A senior political commentator and former Sena MP Bharat Kumar Raut said, “When the Sena was formed, Prabodhankar Thackeray (Uddhav’s grandfather) had at a public rally declared that he was gifting his son Bal (Thackeray) to Mumbai. The Sena’s connect with Mumbai has thus remained special.”
However, Raut, an eyewitness to the evolution of Sena and BJP politics, added: “While the Sena may have overshadowed the BJP within Mumbai with its political dominance in the BMC, there can be no justification to its questioning the BJP’s relationship with Mumbai.”
Raut, who was present at the first BJP conclave at Bandra Reclamation three decades ago, recalls, “Atal Bihari Vajpayee made a sterling speech with his prediction — ‘Andhera Chhatega, Suraj Niklega, Kamal Khilega (The darkness will pave way for a new dawn and the lotus will bloom).’ Moreover, the RSS had its shakhas at Shivaji Park, Girgaum and Worli even before the birth of the Shiv Sena.
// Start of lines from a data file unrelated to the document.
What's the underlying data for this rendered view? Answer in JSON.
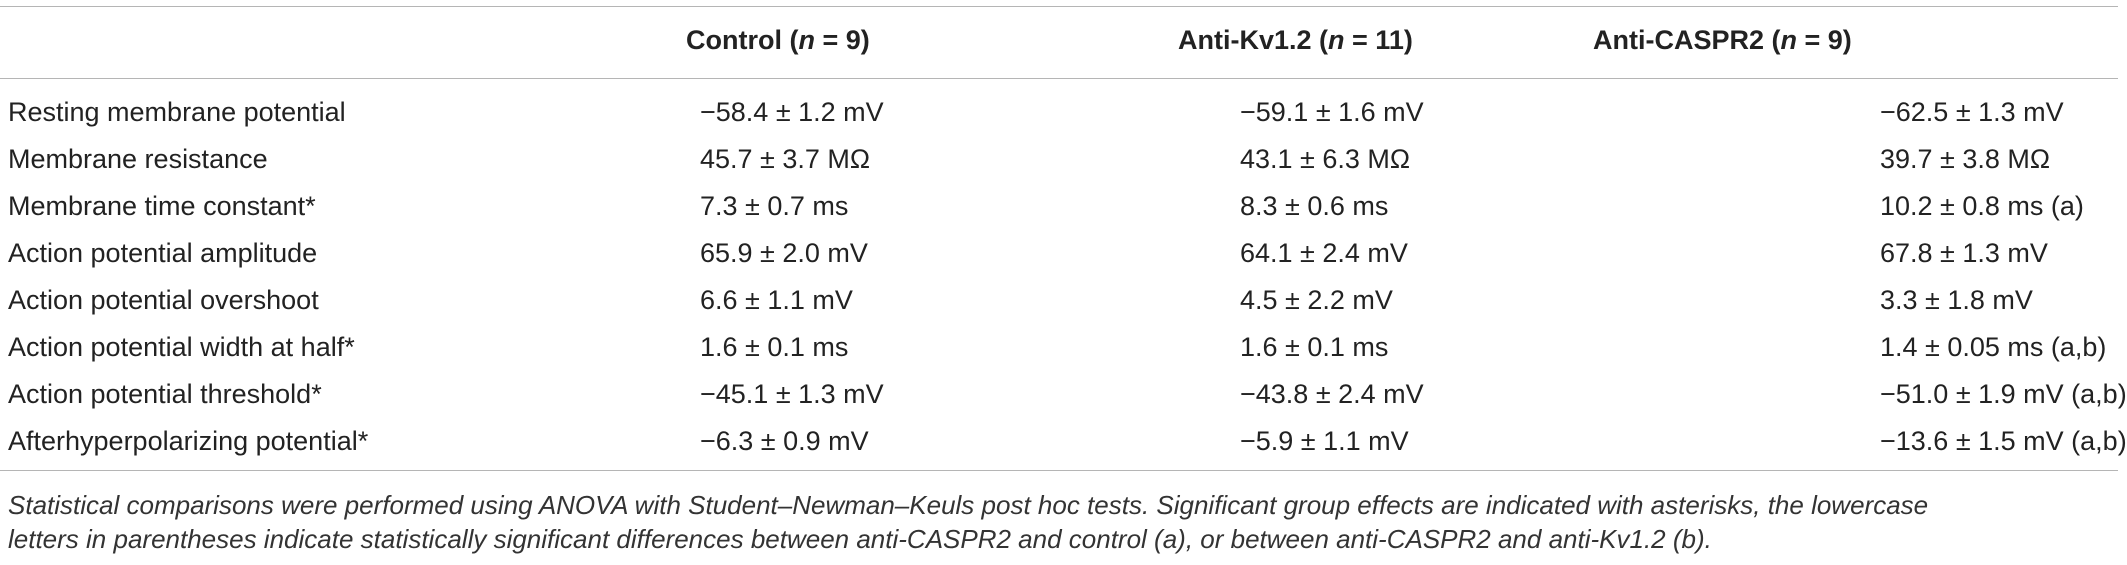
{
  "table": {
    "header": [
      [
        "Control (",
        "n",
        " = 9)"
      ],
      [
        "Anti-Kv1.2 (",
        "n",
        " = 11)"
      ],
      [
        "Anti-CASPR2 (",
        "n",
        " = 9)"
      ]
    ],
    "rows": [
      [
        "Resting membrane potential",
        "−58.4 ± 1.2 mV",
        "−59.1 ± 1.6 mV",
        "−62.5 ± 1.3 mV"
      ],
      [
        "Membrane resistance",
        "45.7 ± 3.7 MΩ",
        "43.1 ± 6.3 MΩ",
        "39.7 ± 3.8 MΩ"
      ],
      [
        "Membrane time constant*",
        "7.3 ± 0.7 ms",
        "8.3 ± 0.6 ms",
        "10.2 ± 0.8 ms (a)"
      ],
      [
        "Action potential amplitude",
        "65.9 ± 2.0 mV",
        "64.1 ± 2.4 mV",
        "67.8 ± 1.3 mV"
      ],
      [
        "Action potential overshoot",
        "6.6 ± 1.1 mV",
        "4.5 ± 2.2 mV",
        "3.3 ± 1.8 mV"
      ],
      [
        "Action potential width at half*",
        "1.6 ± 0.1 ms",
        "1.6 ± 0.1 ms",
        "1.4 ± 0.05 ms (a,b)"
      ],
      [
        "Action potential threshold*",
        "−45.1 ± 1.3 mV",
        "−43.8 ± 2.4 mV",
        "−51.0 ± 1.9 mV (a,b)"
      ],
      [
        "Afterhyperpolarizing potential*",
        "−6.3 ± 0.9 mV",
        "−5.9 ± 1.1 mV",
        "−13.6 ± 1.5 mV (a,b)"
      ]
    ]
  },
  "footnote": [
    "Statistical comparisons were performed using ANOVA with Student–Newman–Keuls post hoc tests. Significant group effects are indicated with asterisks, the lowercase",
    "letters in parentheses indicate statistically significant differences between anti-CASPR2 and control (a), or between anti-CASPR2 and anti-Kv1.2 (b)."
  ]
}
The then Jana Sangha, which was later merged into the BJP, too had been active in Mumbai.”
At the first BJP poll rally in Mumbai last week, Fadnavis had recalled Vajpayee’s poetic slogan to boost the morale of his partyworkers at the NSC grounds at Goregaon. The party has also invoked Chhatrapati Shivaji, the symbol of Marathi pride, often. While the Sena has claimed this is an attempt to hijack their icon, a senior leader in the BJP claimed: “Right at the foundation of the party, we had said we draw inspiration from the life and struggle of Chhatrapati Shivaji Maharaj.” Fadnavis has gone a step ahead to tick off the Sena: “Chhatrapati Shivaji never tolerated extortion or corruption.”
A poll strategist in the BJP said, “Our party never severed connect with our birth place. When we completed 25 years, the late Pramod Mahajan held a conclave at the same Bandra Reclamation grounds.”
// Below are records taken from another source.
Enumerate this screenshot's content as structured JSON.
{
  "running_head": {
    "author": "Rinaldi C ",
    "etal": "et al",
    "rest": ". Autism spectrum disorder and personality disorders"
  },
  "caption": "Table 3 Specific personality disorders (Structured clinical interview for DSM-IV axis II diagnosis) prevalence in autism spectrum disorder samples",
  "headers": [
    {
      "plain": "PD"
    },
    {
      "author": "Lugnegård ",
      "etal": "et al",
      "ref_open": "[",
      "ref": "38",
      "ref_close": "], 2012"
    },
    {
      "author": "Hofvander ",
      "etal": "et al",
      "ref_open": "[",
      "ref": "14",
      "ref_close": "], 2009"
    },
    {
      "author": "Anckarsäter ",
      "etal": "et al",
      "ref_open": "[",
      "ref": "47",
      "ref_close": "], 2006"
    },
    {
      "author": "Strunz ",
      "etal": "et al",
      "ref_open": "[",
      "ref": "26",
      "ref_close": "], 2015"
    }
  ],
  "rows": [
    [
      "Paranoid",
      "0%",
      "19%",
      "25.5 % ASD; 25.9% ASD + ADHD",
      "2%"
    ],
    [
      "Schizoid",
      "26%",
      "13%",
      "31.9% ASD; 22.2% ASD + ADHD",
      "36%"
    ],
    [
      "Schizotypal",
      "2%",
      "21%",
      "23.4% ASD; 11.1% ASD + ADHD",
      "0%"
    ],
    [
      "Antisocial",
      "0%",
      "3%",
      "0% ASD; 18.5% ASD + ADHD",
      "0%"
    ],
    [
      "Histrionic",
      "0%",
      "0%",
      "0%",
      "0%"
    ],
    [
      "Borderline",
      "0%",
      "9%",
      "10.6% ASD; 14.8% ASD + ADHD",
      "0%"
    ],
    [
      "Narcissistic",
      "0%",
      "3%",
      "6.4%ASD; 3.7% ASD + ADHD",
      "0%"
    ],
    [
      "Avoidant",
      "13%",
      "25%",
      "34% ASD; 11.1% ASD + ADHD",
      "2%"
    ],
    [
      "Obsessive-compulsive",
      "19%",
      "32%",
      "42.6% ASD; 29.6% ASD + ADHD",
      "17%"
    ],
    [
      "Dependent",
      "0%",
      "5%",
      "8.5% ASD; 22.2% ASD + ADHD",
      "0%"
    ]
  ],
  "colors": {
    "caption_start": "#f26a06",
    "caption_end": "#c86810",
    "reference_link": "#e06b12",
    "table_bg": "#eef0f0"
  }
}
However, a party insider admitted, “The Sena’s hold in the BMC, coupled with its politics of aggression centred around the Marathi manoos agenda, has given it a different connect with Mumbai.”
As the elections come closer, a desperate Sena is reverting to its tried-and-trusted agenda of Mumbai asmita (Mumbai’s Pride), centred around the sons of the soil. Afraid that the BJP is making inroads into its stronghold —Maharashtrian-dominated seats — the Sena is reworking its strategy. Whether it is giving more jobs to the sons of the soil in railways or representation in private sector, the old issues are being raked.
The BJP, so far, has stuck to its development agenda of “transformation of Mumbai through inclusive and holistic development”. As the former allies turn bitter competitors, along with the BMC, more seems to be at stake: the Mumbai legacy.